The Cultural Programme on the 9th began with the March Past – the School Flag and our Logo for this special year, with the theme of the Jubilee – STRETCH BEYOND – were carried by the school captains. The item ‘Tableau’ on the programme won great applause. It depicted the history of Loreto from the beginning, very graphically. Mary Ward passed before our eyes in her carriage drawn by a modest little chestnut pony, which wore a coloured feather duster on its head (for elegance). A fairly modern Mother Teresa Ball, who brought the Institute to Ireland, was the next to occupy the carriage. Then Mother Delfine Hart was seen crossing the ocean to India in the Scotia with her 7 companions. Her arrival in Asansol was even more spectacular. The Howrah-Asansol Express engine with its 3 carriages puffed its way before our disbelieving eyes and so the history went on, describing briefly our activities and out-reach programmes. The dances were from Punjab, Bengal, Gujarat, Nagaland and Kerala. Bharat Natyam, Kathak and Manipuri were danced simultaneously to the same music. Whereas each and every class deserves credit for its drill item, special mention must be made of Ankur Vidyalaya’s splendid performance with their Jubilee Stars. Ankur Vidyalaya is an off-shoot of our ‘Reach Out’ project. The Mass Drill stole the show with its formations – LCA, 125, The Cross, Olympic rings, Ocean waves and flowers.

Finally the whole school – all 1069 and 80 from Ankur Vidyalaya came on the field to form the Logo and sing the theme song, ‘Stretch Beyond’. It was really a Grand Finale – even the little KG joined physically as well as audibly in the final S T R E T C H, while some white gas balloons embossed with ‘LCA, 125’ rose into the air. After the rousing applause from proud Mummies and Daddies and all, Sr. Tressia thanked all who contributed to the grand success of the celebrations and Monday was declared a well-deserved holiday. Then all 3700 present were very happy to be given tea and snacks – the end to a perfect day.

Many, especially Past Pupils, wanted to be invited to the Cultural Programme but space was a problem. The Local TV gave good coverage. One agency has recorded 18 hours of video. Mary Ward’s maxims have been painted on the wall outside the main gate on the G.T. Road. We thank all who lent habits and school uniforms at such short notice. Sr. Igora and her 7-horse power team (Pre-Novices) did a great job in preparing the rooms for all our visitors. We were sad to see all go at cockcrow on the 10th morning. Everyone was happy and congratulated Sr. Tressia, Sisters Staff and Students on the marvellous team-work and discipline which resulted in such a good performance and brought joy to so many. With the exams so near it was back to study immediately. The children rose to the occasion and did their school proud.
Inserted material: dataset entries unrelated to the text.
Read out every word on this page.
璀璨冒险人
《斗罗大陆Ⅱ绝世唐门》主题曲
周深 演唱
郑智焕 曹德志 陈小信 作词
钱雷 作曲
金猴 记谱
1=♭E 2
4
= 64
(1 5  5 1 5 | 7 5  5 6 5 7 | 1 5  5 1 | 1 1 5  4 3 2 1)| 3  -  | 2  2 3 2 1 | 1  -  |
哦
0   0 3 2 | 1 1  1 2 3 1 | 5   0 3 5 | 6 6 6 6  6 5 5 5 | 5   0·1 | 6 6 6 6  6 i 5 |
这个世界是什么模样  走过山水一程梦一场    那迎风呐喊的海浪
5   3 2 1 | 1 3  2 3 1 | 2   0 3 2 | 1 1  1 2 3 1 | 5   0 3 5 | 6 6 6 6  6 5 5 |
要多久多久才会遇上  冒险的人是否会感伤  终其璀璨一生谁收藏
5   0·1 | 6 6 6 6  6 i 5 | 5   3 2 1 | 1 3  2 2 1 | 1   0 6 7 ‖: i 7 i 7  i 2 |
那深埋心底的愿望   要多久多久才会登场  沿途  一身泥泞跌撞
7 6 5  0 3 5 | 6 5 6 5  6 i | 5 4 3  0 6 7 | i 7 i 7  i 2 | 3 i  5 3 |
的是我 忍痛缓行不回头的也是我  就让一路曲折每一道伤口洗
11th november– All 28 delegates to the Education Meeting in Kolkata arrived by the Shatabdi Express and were given a royal welcome. Children, waving flags of the different countries represented by the delegates formed a guard of honour from the gate up. The Pre-Novices took over with an Adivasi welcome dance, followed by a traditional Indian greeting by the Community at the entrance door, amid exquisite Rangoli decorations. The children gave a short welcome programme on the basket ball court, high-lighting our Indian culture. Our visitors went round the senior and junior school and interacted with the children feeling very much at home. After lunch at 1.15 the majority were still fresh enough to enjoy a trip to Maithon Dam while some rested or relaxed with the Community. After tea it was time for saying Good bye and departure on the 6.30 train. Only Sr. Beatrice remained for the CRI meeting to be held the following day.